Given the fact that the Treasurer will not be bursting through the door any time soon, I outline for the record the parlous state of things. When the Liberal-National coalition left government in 2007—what a sad day that was—there was $70 billion in the bank for Labor to inherit. Think about that. It is a lot of money. We are now $246 billion in gross debt and our gross debt went up by another $2 billion in just the past week. In the past month we have borrowed an extra $10 billion. What does $10 billion look like? Senator Barnaby Joyce gave this correlation at the recent Nationals' federal conference:

Now I just want to show you what $10 billion looks like. If we say that the average price for a house in regional areas is $300,000, the ABS tells us that there are 2.2 people in a house on average, well that would be a city of 73,000 people, in a month. That is what we are borrowing, and we just think that we can miraculously pay this back, that it will just happen. Somehow the guardian angel of the credit card will descend from the heavens and pay all the money back. Well, it won't.

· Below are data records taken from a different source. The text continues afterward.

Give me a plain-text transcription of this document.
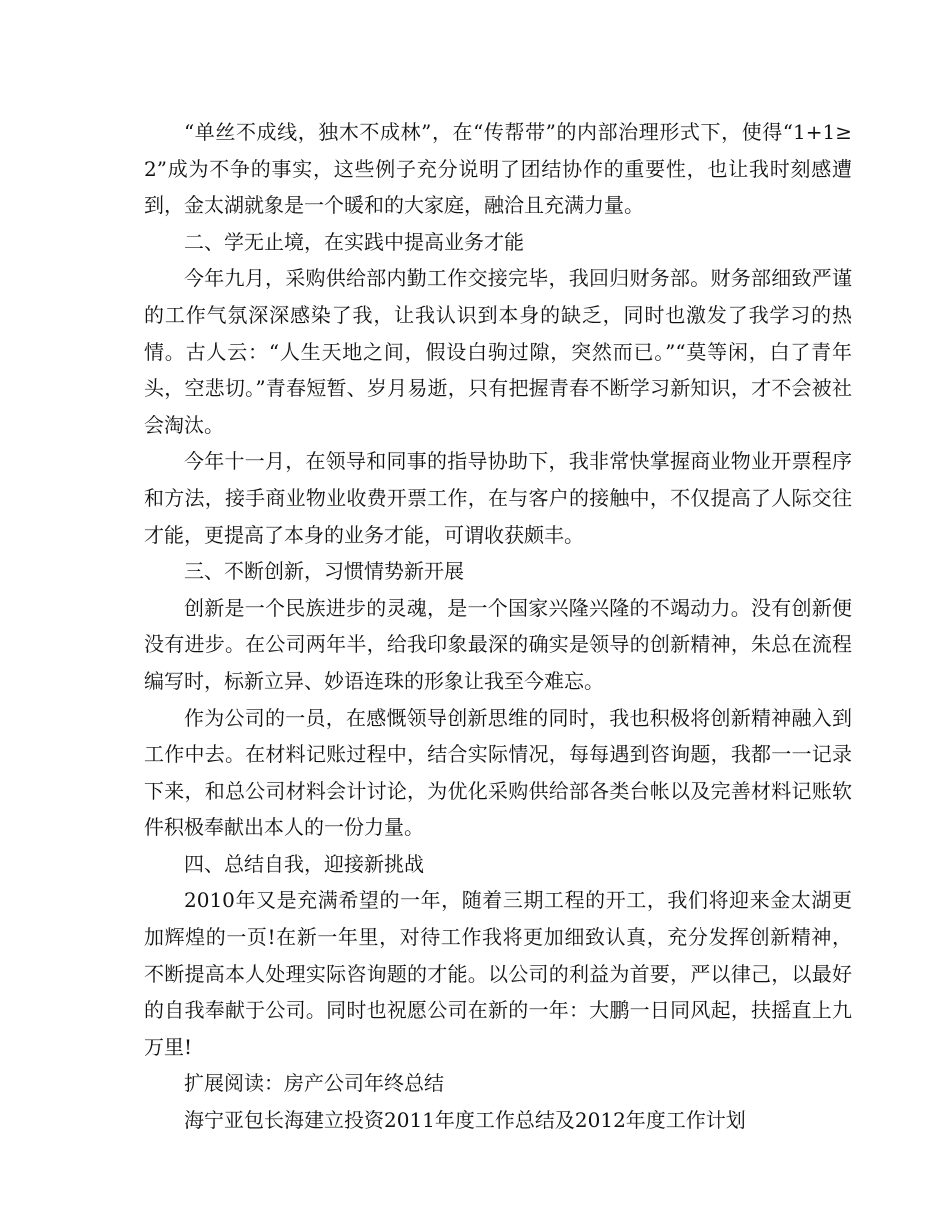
“单丝不成线，独木不成林”，在“传帮带”的内部治理形式下，使得“1+1≥2”成为不争的事实，这些例子充分说明了团结协作的重要性，也让我时刻感遭到，金太湖就象是一个暖和的大家庭，融洽且充满力量。

二、学无止境，在实践中提高业务才能

今年九月，采购供给部内勤工作交接完毕，我回归财务部。财务部细致严谨的工作气氛深深感染了我，让我认识到本身的缺乏，同时也激发了我学习的热情。古人云：“人生天地之间，假设白驹过隙，突然而已。”“莫等闲，白了青年头，空悲切。”青春短暂、岁月易逝，只有把握青春不断学习新知识，才不会被社会淘汰。

今年十一月，在领导和同事的指导协助下，我非常快掌握商业物业开票程序和方法，接手商业物业收费开票工作，在与客户的接触中，不仅提高了人际交往才能，更提高了本身的业务才能，可谓收获颇丰。

三、不断创新，习惯情势新开展

创新是一个民族进步的灵魂，是一个国家兴隆兴隆的不竭动力。没有创新便没有进步。在公司两年半，给我印象最深的确实是领导的创新精神，朱总在流程编写时，标新立异、妙语连珠的形象让我至今难忘。

作为公司的一员，在感慨领导创新思维的同时，我也积极将创新精神融入到工作中去。在材料记账过程中，结合实际情况，每每遇到咨询题，我都一一记录下来，和总公司材料会计讨论，为优化采购供给部各类台帐以及完善材料记账软件积极奉献出本人的一份力量。

四、总结自我，迎接新挑战

2010年又是充满希望的一年，随着三期工程的开工，我们将迎来金太湖更加辉煌的一页!在新一年里，对待工作我将更加细致认真，充分发挥创新精神，不断提高本人处理实际咨询题的才能。以公司的利益为首要，严以律己，以最好的自我奉献于公司。同时也祝愿公司在新的一年：大鹏一日同风起，扶摇直上九万里!

扩展阅读：房产公司年终总结

海宁亚包长海建立投资2011年度工作总结及2012年度工作计划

The member for Fraser knows it, the Prime Minister knows it and the Treasurer knows it. How very right Senator Joyce was.

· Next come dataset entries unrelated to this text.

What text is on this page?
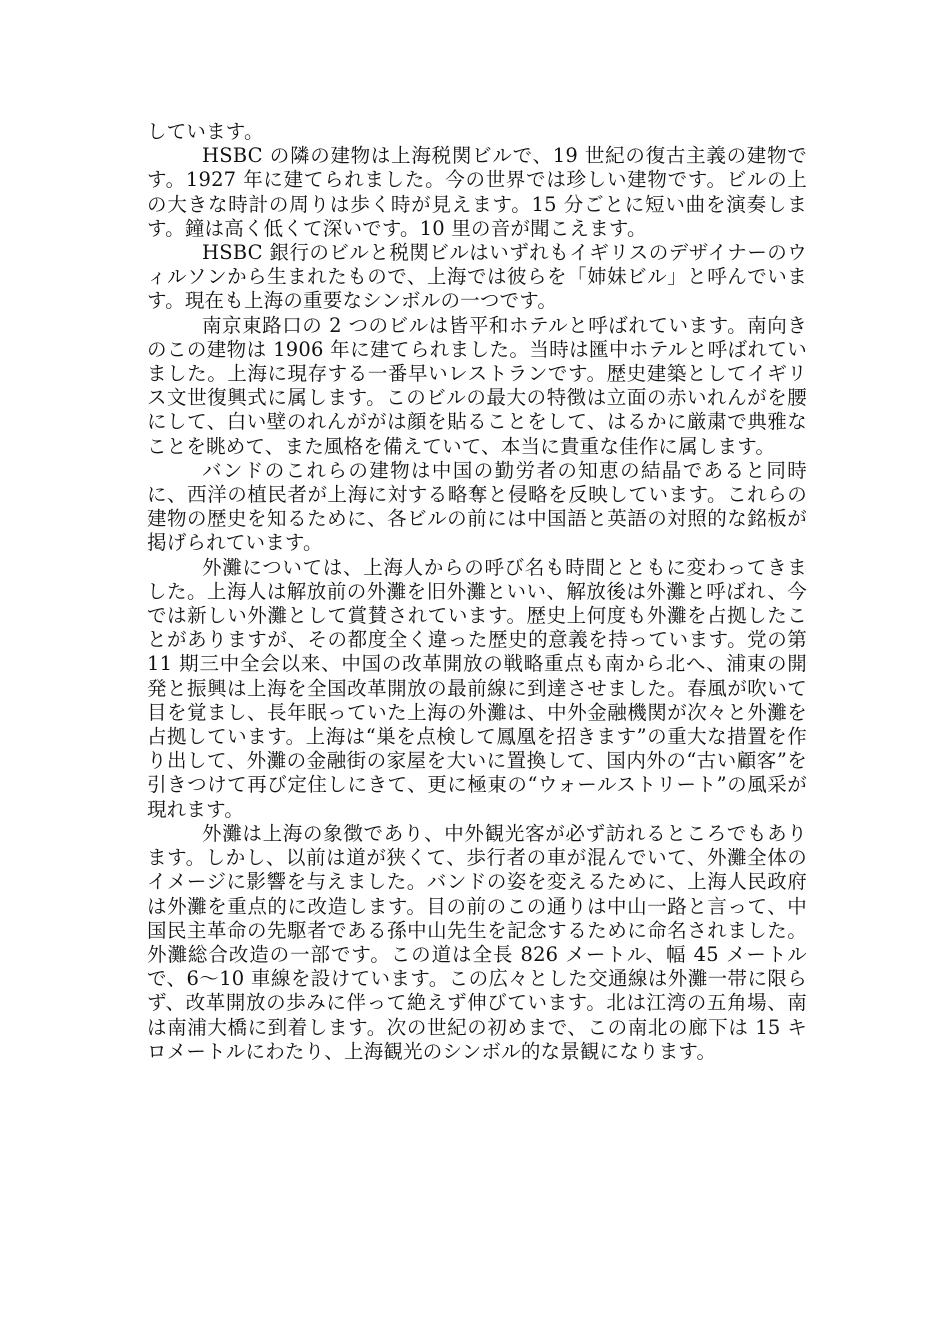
しています。

HSBC の隣の建物は上海税関ビルで、19 世紀の復古主義の建物です。1927 年に建てられました。今の世界では珍しい建物です。ビルの上の大きな時計の周りは歩く時が見えます。15 分ごとに短い曲を演奏します。鐘は高く低くて深いです。10 里の音が聞こえます。

HSBC 銀行のビルと税関ビルはいずれもイギリスのデザイナーのウィルソンから生まれたもので、上海では彼らを「姉妹ビル」と呼んでいます。現在も上海の重要なシンボルの一つです。

南京東路口の 2 つのビルは皆平和ホテルと呼ばれています。南向きのこの建物は 1906 年に建てられました。当時は匯中ホテルと呼ばれていました。上海に現存する一番早いレストランです。歴史建築としてイギリス文世復興式に属します。このビルの最大の特徴は立面の赤いれんがを腰にして、白い壁のれんががは顔を貼ることをして、はるかに厳粛で典雅なことを眺めて、また風格を備えていて、本当に貴重な佳作に属します。

バンドのこれらの建物は中国の勤労者の知恵の結晶であると同時に、西洋の植民者が上海に対する略奪と侵略を反映しています。これらの建物の歴史を知るために、各ビルの前には中国語と英語の対照的な銘板が掲げられています。

外灘については、上海人からの呼び名も時間とともに変わってきました。上海人は解放前の外灘を旧外灘といい、解放後は外灘と呼ばれ、今では新しい外灘として賞賛されています。歴史上何度も外灘を占拠したことがありますが、その都度全く違った歴史的意義を持っています。党の第 11 期三中全会以来、中国の改革開放の戦略重点も南から北へ、浦東の開発と振興は上海を全国改革開放の最前線に到達させました。春風が吹いて目を覚まし、長年眠っていた上海の外灘は、中外金融機関が次々と外灘を占拠しています。上海は“巣を点検して鳳凰を招きます”の重大な措置を作り出して、外灘の金融街の家屋を大いに置換して、国内外の“古い顧客”を引きつけて再び定住しにきて、更に極東の“ウォールストリート”の風采が現れます。

外灘は上海の象徴であり、中外観光客が必ず訪れるところでもあります。しかし、以前は道が狭くて、歩行者の車が混んでいて、外灘全体のイメージに影響を与えました。バンドの姿を変えるために、上海人民政府は外灘を重点的に改造します。目の前のこの通りは中山一路と言って、中国民主革命の先駆者である孫中山先生を記念するために命名されました。外灘総合改造の一部です。この道は全長 826 メートル、幅 45 メートルで、6～10 車線を設けています。この広々とした交通線は外灘一帯に限らず、改革開放の歩みに伴って絶えず伸びています。北は江湾の五角場、南は南浦大橋に到着します。次の世紀の初めまで、この南北の廊下は 15 キロメートルにわたり、上海観光のシンボル的な景観になります。
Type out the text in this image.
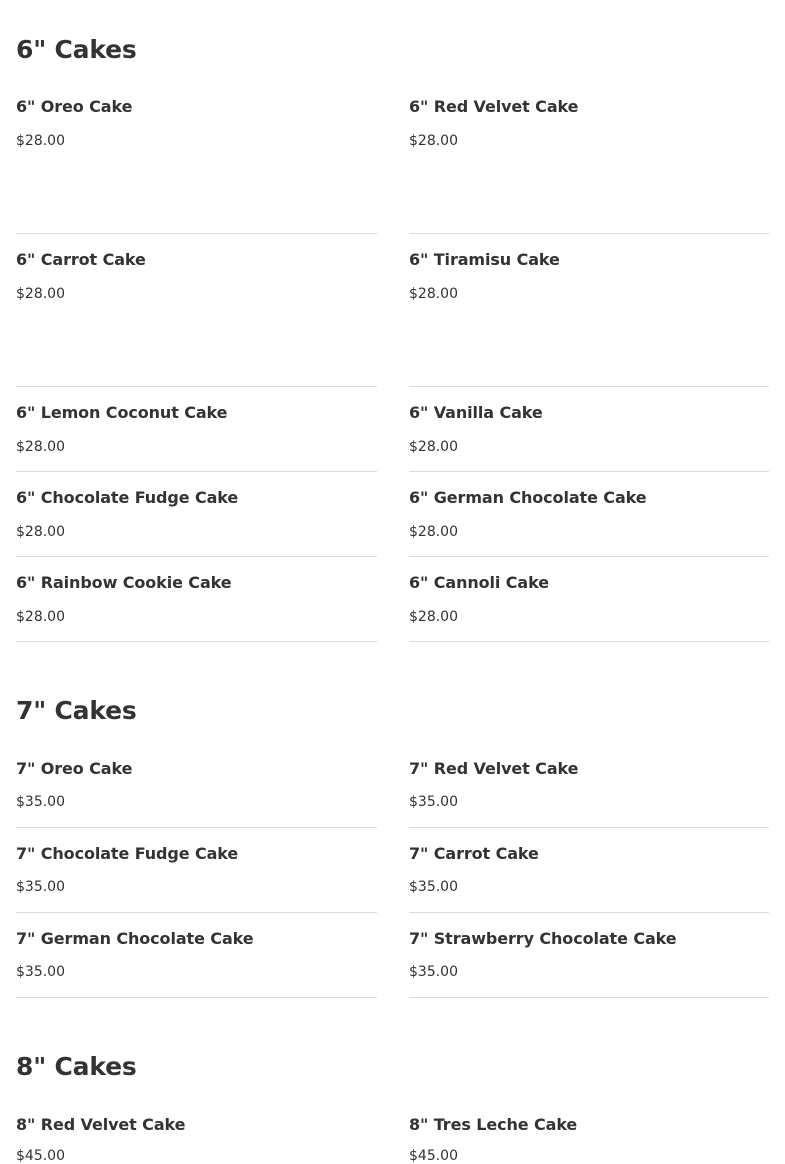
6" Cakes
6" Oreo Cake
$28.00
6" Red Velvet Cake
$28.00
6" Carrot Cake
$28.00
6" Tiramisu Cake
$28.00
6" Lemon Coconut Cake
$28.00
6" Vanilla Cake
$28.00
6" Chocolate Fudge Cake
$28.00
6" German Chocolate Cake
$28.00
6" Rainbow Cookie Cake
$28.00
6" Cannoli Cake
$28.00
7" Cakes
7" Oreo Cake
$35.00
7" Red Velvet Cake
$35.00
7" Chocolate Fudge Cake
$35.00
7" Carrot Cake
$35.00
7" German Chocolate Cake
$35.00
7" Strawberry Chocolate Cake
$35.00
8" Cakes
8" Red Velvet Cake
$45.00
8" Tres Leche Cake
$45.00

I will now go to more on where Labor has taken us. According to the Reserve Bank of Australia, the government borrowed $15 billion in the first three months of this financial year. That is despite promising a $1.5 billion surplus this financial year. It has a lot of catching up to do. Perhaps the most damning of statistics—and they are accurate because they come from advice researched by the Parliamentary Library—are the following. Everybody should really take note of this. This government has borrowed $173 billion in four budgets. All Australian governments before this government, back to Federation, borrowed a total of $123.7 billion over 108 years.

Dr Leigh interjecting

Member for Fraser, I would really like you to listen to this. In four years, this government has borrowed more than the previous 108 years of Australian federal governments. It has borrowed more in four years than all governments have in the 108 years prior. What a disgrace. Can you believe that?

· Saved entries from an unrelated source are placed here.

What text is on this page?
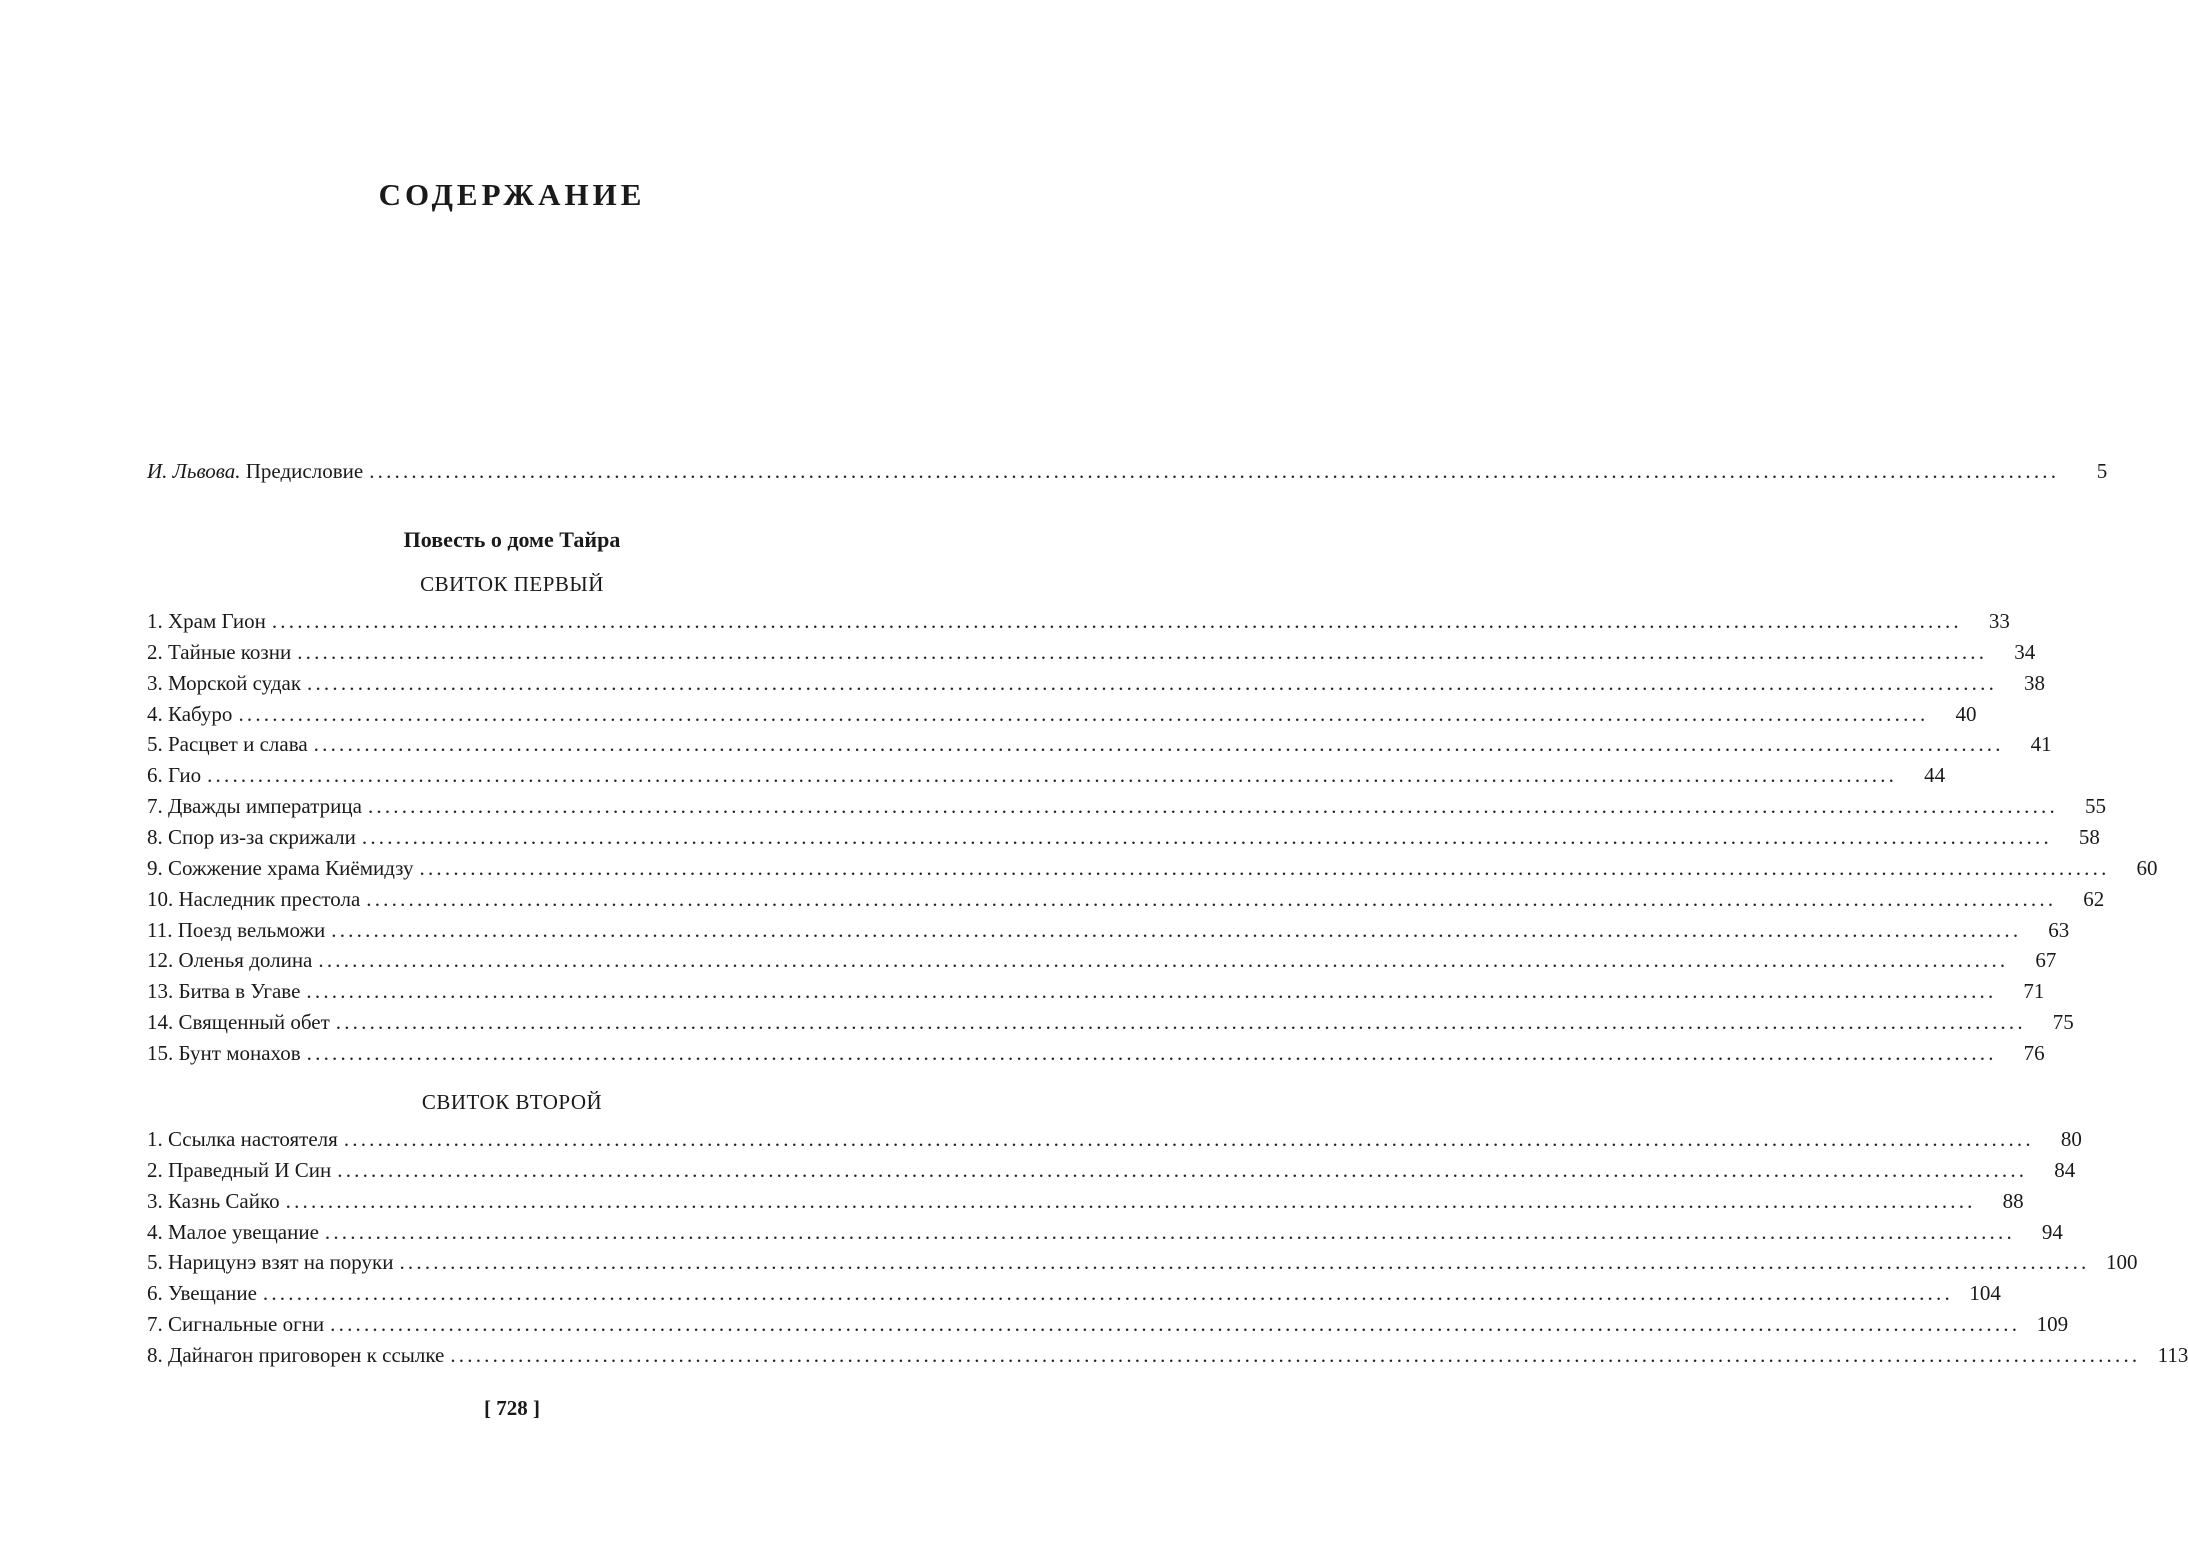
СОДЕРЖАНИЕ
И. Львова. Предисловие ........................................................................................................................................................................................................	5
Повесть о доме Тайра
СВИТОК ПЕРВЫЙ
1. Храм Гион ........................................................................................................................................................................................................	33
2. Тайные козни ........................................................................................................................................................................................................	34
3. Морской судак ........................................................................................................................................................................................................	38
4. Кабуро ........................................................................................................................................................................................................	40
5. Расцвет и слава ........................................................................................................................................................................................................	41
6. Гио ........................................................................................................................................................................................................	44
7. Дважды императрица ........................................................................................................................................................................................................	55
8. Спор из-за скрижали ........................................................................................................................................................................................................	58
9. Сожжение храма Киёмидзу ........................................................................................................................................................................................................	60
10. Наследник престола ........................................................................................................................................................................................................	62
11. Поезд вельможи ........................................................................................................................................................................................................	63
12. Оленья долина ........................................................................................................................................................................................................	67
13. Битва в Угаве ........................................................................................................................................................................................................	71
14. Священный обет ........................................................................................................................................................................................................	75
15. Бунт монахов ........................................................................................................................................................................................................	76
СВИТОК ВТОРОЙ
1. Ссылка настоятеля ........................................................................................................................................................................................................	80
2. Праведный И Син ........................................................................................................................................................................................................	84
3. Казнь Сайко ........................................................................................................................................................................................................	88
4. Малое увещание ........................................................................................................................................................................................................	94
5. Нарицунэ взят на поруки ........................................................................................................................................................................................................ 100
6. Увещание ........................................................................................................................................................................................................ 104
7. Сигнальные огни ........................................................................................................................................................................................................ 109
8. Дайнагон приговорен к ссылке ........................................................................................................................................................................................................ 113
[ 728 ]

When the coalition was last in office—

Dr Leigh interjecting

Listen to this. This is really important and you need to listen. I know you are an economist and I know you are a really smart fellow, but you really need to listen closely to this. When the coalition was last in office, it borrowed a total of $18 billion over 11 budgets, including during the East Asian financial crisis, the dotcom bust and September 11 and the war on terror. Just remember, Commonwealth governments in the 108 years prior to the Rudd-Gillard government taking over had two world wars, a number of other military conflicts and the Great Depression. Yet, still, your government has borrowed more than all those other governments put together—do you believe it? It is just really remarkable. It is correct. The Treasurer goes on about accuracy; that is an amazing statistic.

The Treasurer today in question time said the opposition leader was not entitled to make up the facts, but there are the facts. He urged Australia to walk tall in the world. He said we are walking tall in the world and that no-one should talk down the economy. I am not talking down the economy; I am simply presenting the facts. The Treasurer should know that we are not talking down the economy when we are presenting a few figures—real figures, not the rubbery ones he spouts.

Over the last four years, the Labor government has increased our debt by $173 billion. Our net debt now is $147 billion and our gross debt is going up by the minute. Goodness knows how many millions of dollars it has gone up by in the 10 minutes I have been talking.